In foreign policy, war and peace on December 10, 2009 at 5:05 am

The holiday season is upon us once again. The time of year where everyone runs around with Merry Christmas on their lips and tidings of comfort and joy. The time of year when all Americans, not just Charlie Brown, ponder the true meaning of Christmas. It’s a peaceful time of year — or, at least it’s supposed to be.

This is the irony that is America. A self-declared peaceful nation, where 80 percent of the population professes to be Christian. Whether or not American is a Christian nation is debatable. Whether or not it is a peaceful nation is not debatable.

With troops in 70 percent of the world’s countries and current conflicts in Iraq, Afghanistan and Pakistan, the United States seems to be in a perpetual state of war — never satisfied with the extent of its empire. However, the American people, unlike their government, appear to be growing weary of the violence.

A recent poll shows a slim majority of Americans support the troop surge in Afghanistan and 49 percent of Americans now say the United States should “mind its own business in the world.” And, in hopes of stemming that tide of violence and war, they went to the polls on Nov. 4, 2008 and voted for Barack Obama. Hoping he was the “anti-Bush” as Reginald Dale, senior fellow for the European program at the Center for Strategic and International Studies in Washington, puts it.
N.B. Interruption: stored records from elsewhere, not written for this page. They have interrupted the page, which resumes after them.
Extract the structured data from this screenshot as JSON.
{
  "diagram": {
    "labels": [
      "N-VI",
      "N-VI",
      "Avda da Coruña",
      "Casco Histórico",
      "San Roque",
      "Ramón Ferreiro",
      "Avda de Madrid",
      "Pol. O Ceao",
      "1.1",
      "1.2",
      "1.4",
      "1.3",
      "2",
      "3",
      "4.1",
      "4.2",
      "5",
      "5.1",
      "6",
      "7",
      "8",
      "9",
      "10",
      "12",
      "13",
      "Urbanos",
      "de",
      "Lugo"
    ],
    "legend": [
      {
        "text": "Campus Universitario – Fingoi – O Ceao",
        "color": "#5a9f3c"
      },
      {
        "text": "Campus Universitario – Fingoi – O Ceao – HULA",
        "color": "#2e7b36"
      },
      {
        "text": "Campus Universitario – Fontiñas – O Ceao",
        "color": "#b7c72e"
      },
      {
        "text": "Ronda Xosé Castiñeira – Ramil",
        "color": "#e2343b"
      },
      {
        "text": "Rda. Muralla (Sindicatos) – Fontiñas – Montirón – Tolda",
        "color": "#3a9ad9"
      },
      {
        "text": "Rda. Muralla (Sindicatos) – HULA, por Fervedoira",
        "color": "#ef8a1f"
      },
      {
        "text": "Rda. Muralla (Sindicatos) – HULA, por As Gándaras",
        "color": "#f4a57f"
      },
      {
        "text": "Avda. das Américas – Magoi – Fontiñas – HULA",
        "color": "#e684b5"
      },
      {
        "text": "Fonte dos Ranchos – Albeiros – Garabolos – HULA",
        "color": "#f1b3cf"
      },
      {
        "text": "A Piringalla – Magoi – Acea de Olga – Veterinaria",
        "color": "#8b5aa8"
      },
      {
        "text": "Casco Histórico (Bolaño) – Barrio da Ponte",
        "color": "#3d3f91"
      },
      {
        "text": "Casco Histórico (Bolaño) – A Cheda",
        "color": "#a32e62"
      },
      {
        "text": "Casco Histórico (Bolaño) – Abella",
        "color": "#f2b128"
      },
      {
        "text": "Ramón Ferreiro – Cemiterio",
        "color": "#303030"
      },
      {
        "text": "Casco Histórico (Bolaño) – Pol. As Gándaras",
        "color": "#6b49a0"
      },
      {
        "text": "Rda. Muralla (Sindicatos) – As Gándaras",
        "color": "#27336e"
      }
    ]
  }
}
But alas, President Obama turned out to be just a more charming version of President Bush.

Not only has President Obama not withdrawn troops as promised, he’s instead escalated the wars, sending 30,000 more troops to Afghanistan and increasing drone attacks in Pakistan. And today, as President Obama receives the Nobel Peace Prize, he will give a speech on America’s desire to seek peace “in a world where sometimes to won’t be able to avoid a war,” said Jon Favreau, Obama’s chief speechwriter. Surely Mother Teresa is rolling over in her grave.

To be sure, there are those that argue that by waging wars and overthrowing other nation’s tyrannical regimes, America is promoting peace in the world. After all, it’s our duty as leader of the free world to promote democracy; even if it’s at the end of a gun. Such a concept is not only incorrect, it’s completely illogical.

How can one promote peace through violence? How can one decrease pain and suffering through waging war? How can one force democracy and freedom on a people?

But such is the rational of the American government.

Perhaps it was the Vietnam war, perhaps it was Nixon, but the American people seem to be waking up to the reality that America’s foreign policy is costly. Unlike their blindly patriotic predecessors, today’s generation questions its government’s intent for going to war — and with good reason.